The cleanup has progressed well and is almost complete at the Sand Canyon site, Darcy said.
But in Sunday's Newhall Signal newspaper, members of a Sand Canyon family charged that SOS was responsible for four deaths in the family since 1983, when Christopher Hercules, 20, died of leukemia. His sister, Denise Hercules, 20, died of the disease three years later. Their father, Robert Hercules, 39, died of kidney cancer in February.
The final death came June 11, when the twin sister of Denise Hercules, Charlotte Hercules Aitken, 23, died of leukemia as well. The Hercules family lives within a half mile of the plant, according to the Signal. It is unclear how they might have been exposed to chemicals.
Relatives of the Herculeses could not be reached for comment Monday.
Burl Alison, vice president for TransTechnology, said the family has litigation pending against the company. She would not comment on the family's allegations directly but said state and county authorities have not found pollutants in supplies of drinking water.

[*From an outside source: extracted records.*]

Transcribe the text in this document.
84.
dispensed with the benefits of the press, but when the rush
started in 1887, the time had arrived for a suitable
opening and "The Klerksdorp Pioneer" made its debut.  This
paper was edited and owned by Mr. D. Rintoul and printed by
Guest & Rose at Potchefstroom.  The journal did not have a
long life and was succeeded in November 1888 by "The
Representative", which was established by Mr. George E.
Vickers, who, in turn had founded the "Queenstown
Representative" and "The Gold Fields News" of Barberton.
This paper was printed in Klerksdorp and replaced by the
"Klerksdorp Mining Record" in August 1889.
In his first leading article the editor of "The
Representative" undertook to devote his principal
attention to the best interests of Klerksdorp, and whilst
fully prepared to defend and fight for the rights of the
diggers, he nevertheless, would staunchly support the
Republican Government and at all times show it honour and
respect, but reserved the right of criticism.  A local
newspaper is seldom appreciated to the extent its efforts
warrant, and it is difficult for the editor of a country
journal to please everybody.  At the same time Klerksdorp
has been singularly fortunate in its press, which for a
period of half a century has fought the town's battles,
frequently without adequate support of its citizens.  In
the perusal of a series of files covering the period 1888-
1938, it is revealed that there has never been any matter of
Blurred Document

"We just do not have any evidence at this time that anyone has been harmed by our activities at those two locations," Alison said.
Alison welcomed Darcy's move to hold a meeting. Darcy said officials with the state Health Services Department are reviewing old data to see if there is need for a study on the prevalence of cancer, leukemia and other diseases in Mint Canyon and Sand Canyon. She said officials were aware of the deaths in the Hercules family, but said the data collected, as a whole, have not warranted a health study.
Another resident who has filed a suit against TransTechnology Corp. said Monday she was pleased that a public meeting will be held.
Pat Allen of Mint Canyon said her grandson, Joseph Rose, lapsed into an unexplained coma shortly after the raid at SOS. Rose, now 5, has since recovered, but doctors tied his illness to chemical exposure, she said. To warn people of the potential hazards in the area, Allen has flown a black flag with a skull and crossbones in her front yard.